Penulis menemukan terdapat mata anggaran tambahan yang nilainya
tidak realistis (harganya kemahalan, ada kemungkinan di mark-up).
Mata anggaran tersebut kebanyakan adalah belanja daerah dan
beberapa kegiatan tambahan yang bukan merupakan prioritas utama
Pemprov DKI atau bisa dikatakan ciptaan DPRD sendiri. Dugaan bahwa
mata anggaran tersebut adalah anggaran siluman diperkuat setelah
melihat anggaran sebelumya yaitu APBD DKI 2014. Pola dari rancangan
APBD 2015 sama dengan pola yang terdapat pada APBD 2014, nilai
anggaran yang paling besar terdapat pada Dinas Pendidikan. Salah
satu hal yang dianggarkan adalah UPS. Dalam reportase berita satu,
diketahui bahwa nilai sebuah UPS adalah kira-kira sebesar 5M, hal
ini dinilai tidak rasional mengingat harga UPS dipasar jauh dibawah
itu. Selain itu, yang memenangkan proyek-proyek yang akan
dikerjakan adalah 39 rekanan yang sudah berpengalaman memenangkan
196 pekerjaan dari semua pengadaan di Jakarta. Reportase berita
satu juga mencoba untuk menelusuri salah satu rekanan tersebut.
Rekanan yang ditelusuri tim reportase adalah PT. Astrea Pasirindo.

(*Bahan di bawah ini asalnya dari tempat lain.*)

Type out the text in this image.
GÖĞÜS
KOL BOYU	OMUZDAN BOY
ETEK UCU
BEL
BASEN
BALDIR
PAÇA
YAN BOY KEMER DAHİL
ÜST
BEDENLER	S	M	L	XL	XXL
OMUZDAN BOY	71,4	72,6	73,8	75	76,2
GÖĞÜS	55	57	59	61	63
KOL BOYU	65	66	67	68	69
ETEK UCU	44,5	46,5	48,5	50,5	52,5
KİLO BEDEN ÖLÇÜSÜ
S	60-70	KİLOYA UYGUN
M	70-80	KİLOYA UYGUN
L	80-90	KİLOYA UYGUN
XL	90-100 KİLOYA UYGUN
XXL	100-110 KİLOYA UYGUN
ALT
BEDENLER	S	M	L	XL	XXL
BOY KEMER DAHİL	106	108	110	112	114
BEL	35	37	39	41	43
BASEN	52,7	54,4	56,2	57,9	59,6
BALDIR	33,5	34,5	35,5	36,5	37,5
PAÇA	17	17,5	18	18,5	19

Setelah ditelusuri ternyata kantor yang menjadi alamat PT. Astrea
Pasirindo adalah rumah tinggal yang terletak dalam gang, tidak
layak untuk dijadikan kantor. Karena hal-hal tersebut Gubernur DKI
melaporkan DPRD atas korupsi anggaran yang dilakukan pihak DPRD
lewat 4.359 kegiatan baru yang sebelumnya tidak ada dan tidak
menjadi prioritas Pemprov DKI. Dari sisi aturan yang ada tentang
proses penyusunan APBD yang tertuang dalam PP No. 58 tahun 2005
tentang Pengelolaan Keuangan Daerah. Proses penyusunan APBD yang
melibatkan DPRD dimulai dari pengajuan KUA-PPAS oleh Kepala Daerah
kepada DPRD. Hal ini dibahas lebih detail lagi dalam Permendagri
No. 13 tahun 2006 tentang pedoman PKD (pengelolaan Keuangan Daerah
dan Permendagri No. 37 tahun 2014 tentang pedoman penyusunan APBD
tahun 2015. Dalam peraturan tersebut, dijelaskan bahwa KUA atau
Kebijakan Umum Anggaran memuat kondisi ekonomi makro daerah, asumsi
APBD, kebijakan pendapatan daerah, dan strategi pencapaiannya.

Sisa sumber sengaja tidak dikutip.